Surveillance video danced across the screen in a blur of snowflakes. The man in the reflective undershirt dragged a waterproof bag furtively toward the shadow of the bridge tower. The night-vision lens colored the number on his badge a phosphorescent, ghostly green: 0037. But cold sweat instantly slid down her spine and into her waistband when Irene pulled up the engineering department employee file -- the number belonged to Thomas Wilson, the steel engineer who'd jumped to his death from the South Tower three years earlier.
"Even weirder is this." Leo slapped a ziplock bag heavily on the table, containing the original work badge from Thomas's belongings. Under the police magnifying glass, the number "0037" had tiny scratches under the paint, and it was faintly obvious that the original number before it was tampered with was "0052", as if someone was trying to cover up some ulterior motive.
The ambulance siren suddenly sounded outside the window, shrill and piercing. The hot coffee in Irene's hand spilled over the keyboard, and in the rising steam, she saw some horrible truth reflected in her trembling pupils: the times of the disappearance of all the victims corresponded precisely to the records of the bridge repairs that Thomas had been involved in during his lifetime, as if it were a carefully orchestrated game of death.

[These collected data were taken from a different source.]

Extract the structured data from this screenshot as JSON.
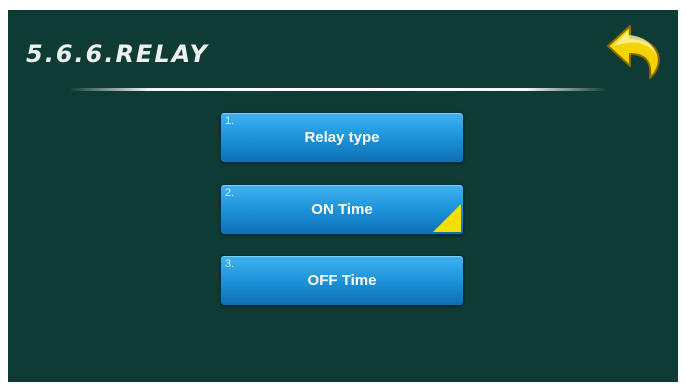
{
  "header": {
    "title": "5.6.6.RELAY"
  },
  "back_button": {
    "icon": "back-arrow-icon",
    "color": "#f3d400"
  },
  "menu": {
    "items": [
      {
        "number": "1.",
        "label": "Relay type"
      },
      {
        "number": "2.",
        "label": "ON Time",
        "has_corner_marker": true
      },
      {
        "number": "3.",
        "label": "OFF Time"
      }
    ]
  },
  "colors": {
    "background": "#0e3b33",
    "button": "#1d93da",
    "accent": "#f3e000"
  }
}
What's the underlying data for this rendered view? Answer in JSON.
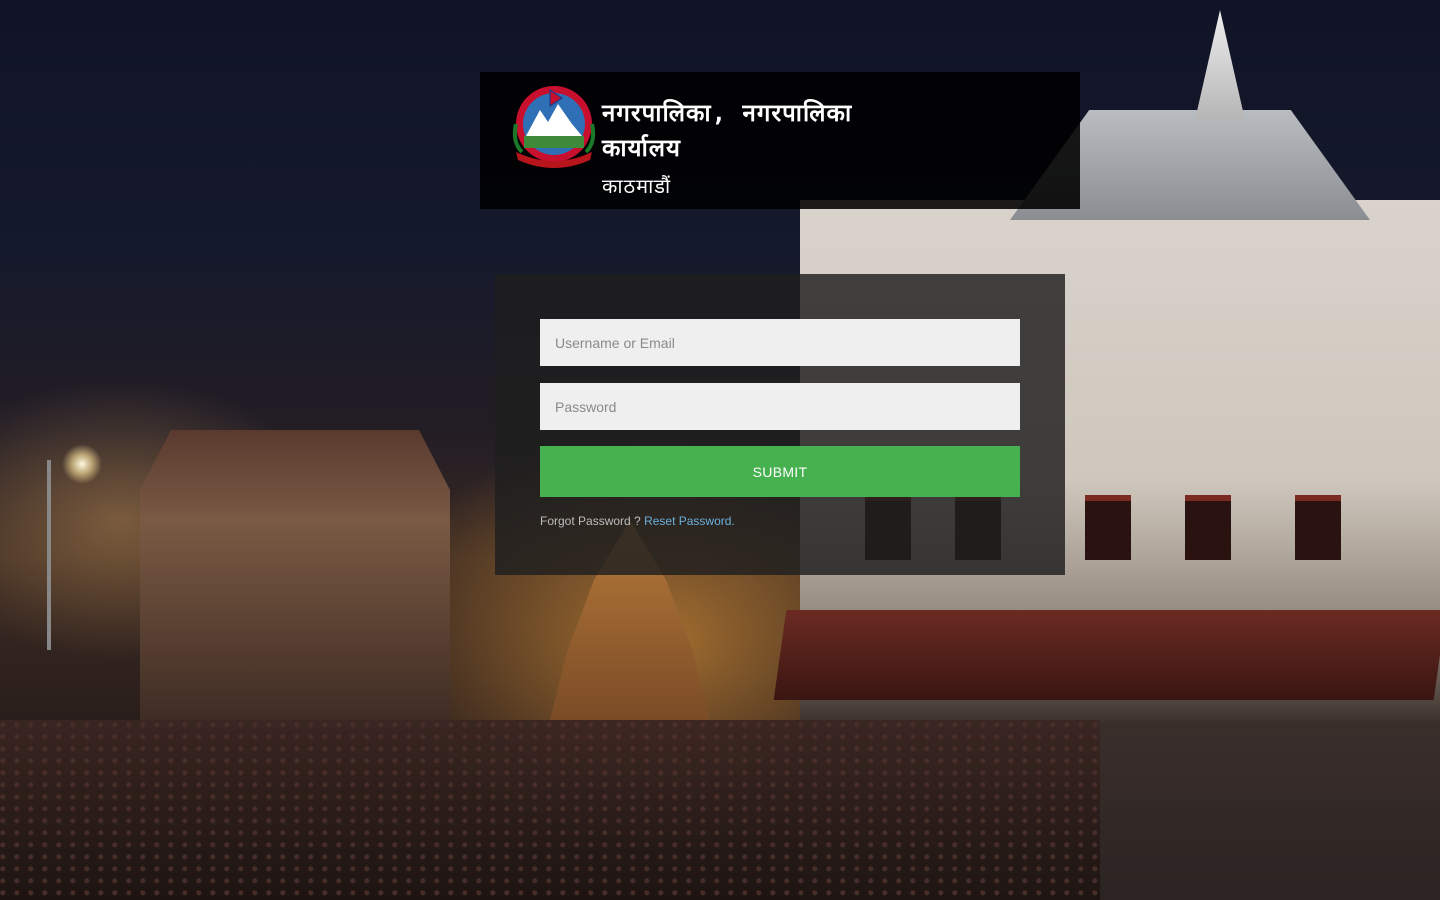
{
  "header": {
    "org_title": "नगरपालिका, नगरपालिका कार्यालय",
    "org_location": "काठमाडौं",
    "emblem": "nepal-government-emblem"
  },
  "login": {
    "username_placeholder": "Username or Email",
    "password_placeholder": "Password",
    "submit_label": "SUBMIT",
    "forgot_text": "Forgot Password ?",
    "reset_link": "Reset Password."
  },
  "colors": {
    "submit_bg": "#47b04f",
    "link": "#6bb0dd",
    "panel_bg": "rgba(30,30,30,0.82)"
  }
}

The midnight chime came through the bulletproof glass, low and solemn. Erin stood alone in the blue light of the evidence room, a stale, eerie odor surrounding her. An engineering log lay quietly in Thomas's relic box, and on the page where Father's Day was recorded, someone had drawn a drawbridge with blood stains, and the location of the abutments were clearly the coordinates of her family's old mansion, as if it were an invitation from hell. She recalled that her father had said that the area had once been a temporary home for bridge construction workers, and that many of those involved in the bridge's construction back then had lived there, which made the clue's appearance no longer a mere coincidence.